Figures 1a and 1b are schematic side views showing the basic configuration of a solar cell according to the present invention, in which figure 1a is the basic configuration of a type using transparent electrodes, and figure 1b is a schematic side view of the type using a metal substrate. This shows the basic configuration. 1...Transparent substrate, 2...ITO film, 3...SnO ₂
Film, 4... p-type amorphous semiconductor, 5... intrinsic amorphous silicon, 6... n-type amorphous silicon, 7... aluminum electrode, 8...

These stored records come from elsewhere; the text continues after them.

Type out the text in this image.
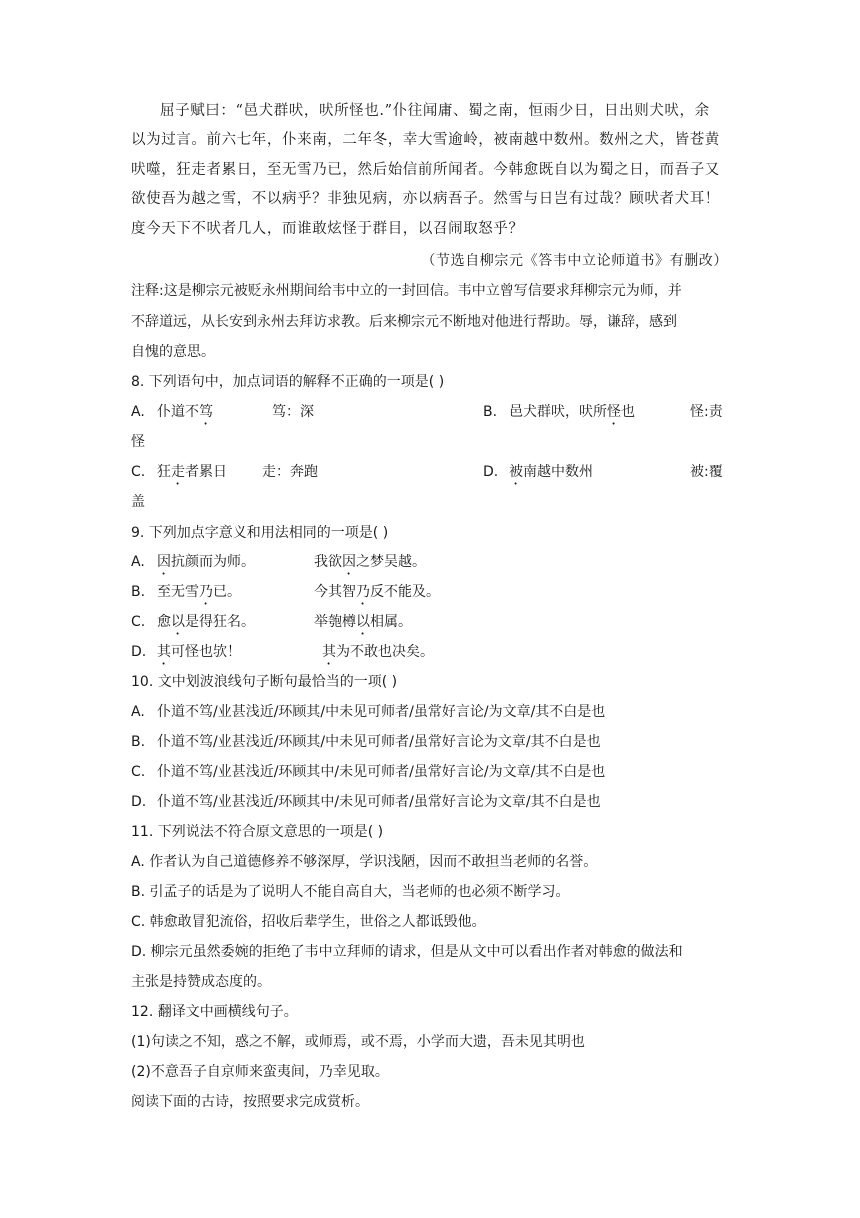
屈子赋曰：“邑犬群吠，吠所怪也.”仆往闻庸、蜀之南，恒雨少日，日出则犬吠，余
以为过言。前六七年，仆来南，二年冬，幸大雪逾岭，被南越中数州。数州之犬，皆苍黄
吠噬，狂走者累日，至无雪乃已，然后始信前所闻者。今韩愈既自以为蜀之日，而吾子又
欲使吾为越之雪，不以病乎？非独见病，亦以病吾子。然雪与日岂有过哉？顾吠者犬耳！
度今天下不吠者几人，而谁敢炫怪于群目，以召闹取怒乎？
（节选自柳宗元《答韦中立论师道书》有删改）
注释:这是柳宗元被贬永州期间给韦中立的一封回信。韦中立曾写信要求拜柳宗元为师，并
不辞道远，从长安到永州去拜访求教。后来柳宗元不断地对他进行帮助。辱，谦辞，感到
自愧的意思。
8. 下列语句中，加点词语的解释不正确的一项是( )
A. 仆道不笃	笃：深	B. 邑犬群吠，吠所怪也	怪:责
怪
C. 狂走者累日	走：奔跑	D. 被南越中数州	被:覆
盖
9. 下列加点字意义和用法相同的一项是( )
A. 因抗颜而为师。	我欲因之梦吴越。
B. 至无雪乃已。	今其智乃反不能及。
C. 愈以是得狂名。	举匏樽以相属。
D. 其可怪也欤！	其为不敢也决矣。
10. 文中划波浪线句子断句最恰当的一项( )
A. 仆道不笃/业甚浅近/环顾其/中未见可师者/虽常好言论/为文章/其不白是也
B. 仆道不笃/业甚浅近/环顾其/中未见可师者/虽常好言论为文章/其不白是也
C. 仆道不笃/业甚浅近/环顾其中/未见可师者/虽常好言论/为文章/其不白是也
D. 仆道不笃/业甚浅近/环顾其中/未见可师者/虽常好言论为文章/其不白是也
11. 下列说法不符合原文意思的一项是( )
A. 作者认为自己道德修养不够深厚，学识浅陋，因而不敢担当老师的名誉。
B. 引孟子的话是为了说明人不能自高自大，当老师的也必须不断学习。
C. 韩愈敢冒犯流俗，招收后辈学生，世俗之人都诋毁他。
D. 柳宗元虽然委婉的拒绝了韦中立拜师的请求，但是从文中可以看出作者对韩愈的做法和
主张是持赞成态度的。
12. 翻译文中画横线句子。
(1)句读之不知，惑之不解，或师焉，或不焉，小学而大遗，吾未见其明也
(2)不意吾子自京师来蛮夷间，乃幸见取。
阅读下面的古诗，按照要求完成赏析。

ITO film, 9... SnO ₂ film, 10... n-type amorphous semiconductor, 11... intrinsic amorphous silicon, 12... p-type amorphous silicon, 13...
...Metal substrate.

Claims (1)

[Claims] 1. In a p-i-n junction amorphous silicon solar cell, ITO-SnO ₂ -p-i-n or
A highly efficient amorphous silicon solar cell characterized by an ITO-SnO ₂ -n-i-p structure and a SnO ₂ film thickness of about 30 Å to 500 Å. 2 In the above battery structure, the p-layer or n-layer amorphous semiconductor in contact with the SnO ₂ film has the general formula a
-Si _(1-x) Cx:H or a-Si _(1-y) Ny:H or a
-Si _(1-xy) CxNy Highly efficient amorphous silicon solar cell according to claim 1.